Bilbaínas. El gasoducto entra por las Conchas, directamente en Viña Paceta, una finca emblemática de Bodegas Bilbaínas que da nombre a uno de sus vinos más reconocidos. El tubo se enterrará de forma paralela a la carretera del entorno de San Felices -uno de los paisajes de viñedo más fotografiados a los pies de los ermita de Bilibio-, hasta confluir con la autopista y cruzar al otro lado para encontrar otros pagos históricos como Viña Bosconia.
Las alegaciones al trazado de empresas y particulares han sido rechazadas por la empresa adjudicataria, Enagás, que cuenta con el respaldo del Consejo de Ministros y de una obra de interés general. «Lo que más molesta -explica Natalia Olarte, responsable de viticultura de Bilbaínas- es que no se nos ha dado otra opción de trazado ni se nos ha escuchado». Bilbaínas es una de las bodegas más perjudicadas porque el paso del Ebro comenzará, con la construcción de un túnel, en medio de Viña Paceta. «Estas viñas -explica Olarte- tienen su propio ecosistema, con características peculiares y, aunque después puedas replantar, el equilibrio es irrecuperable».
López de Heredia. Es otra de las bodegas afectadas. Sus fincas viña Cubillas y Bosconia -uno de los casi únicos vinos de pago centenarios de Rioja- recibirán el gasoducto: «No se entiende -explica- que se quiera proponer a la Unesco los paisajes de viñedo como Patrimonio Universal y, uno de los parajes de viñedo riojano más emblemáticos se destroce». «El daño -continúa- es importante porque es posible que haya parcelas que, aunque afectadas en un 20%, haya que abandonar», explica Julio César López de Heredia. «Más que los planes de dinamización, que lucen mucho, es el viñedo lo que sustenta todo», advierte.

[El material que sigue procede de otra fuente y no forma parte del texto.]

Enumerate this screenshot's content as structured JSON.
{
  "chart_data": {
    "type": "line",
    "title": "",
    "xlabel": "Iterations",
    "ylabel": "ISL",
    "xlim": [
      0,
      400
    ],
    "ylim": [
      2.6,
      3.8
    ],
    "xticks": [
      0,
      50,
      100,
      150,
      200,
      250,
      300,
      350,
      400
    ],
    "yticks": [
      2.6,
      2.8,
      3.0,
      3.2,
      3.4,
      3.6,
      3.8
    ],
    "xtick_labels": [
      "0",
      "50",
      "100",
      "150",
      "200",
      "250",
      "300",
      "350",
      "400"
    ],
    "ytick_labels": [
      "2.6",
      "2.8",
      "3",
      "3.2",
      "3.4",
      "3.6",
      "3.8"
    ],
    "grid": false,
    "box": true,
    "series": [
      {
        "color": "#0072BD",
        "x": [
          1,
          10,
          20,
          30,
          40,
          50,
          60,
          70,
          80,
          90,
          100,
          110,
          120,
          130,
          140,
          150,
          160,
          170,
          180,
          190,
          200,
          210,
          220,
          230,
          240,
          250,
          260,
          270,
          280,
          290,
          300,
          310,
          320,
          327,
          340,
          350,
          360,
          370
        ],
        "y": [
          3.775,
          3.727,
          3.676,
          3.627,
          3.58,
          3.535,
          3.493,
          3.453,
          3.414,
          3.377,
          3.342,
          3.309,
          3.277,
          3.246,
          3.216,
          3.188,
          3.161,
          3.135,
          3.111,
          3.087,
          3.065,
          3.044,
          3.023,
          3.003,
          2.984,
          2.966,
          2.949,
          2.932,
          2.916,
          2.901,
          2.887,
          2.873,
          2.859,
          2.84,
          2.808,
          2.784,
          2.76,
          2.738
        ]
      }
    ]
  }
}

Muga. Isaac Muga, de Bodegas Muga, aclara que «no estamos en contra del progreso, pero había otra forma de hacer las cosas y se nos ha tenido totalmente desinformados». «Las bodegas -continúa- hemos encargado un estudio geológico para demostrar que son terrenos únicos y, desde luego, las indemnizaciones las reclamaremos de acuerdo a este informe».
Muga se ve afectada en siete parcelas, viñas viejas, fincas de cuyas uvas sale el Aro (el vino 'top' de la casa) e incluso una nueva recién adquirida para blanco: «Lo peor de todo -insiste Isaac- es que hubiésemos colaborado con otras alternativas».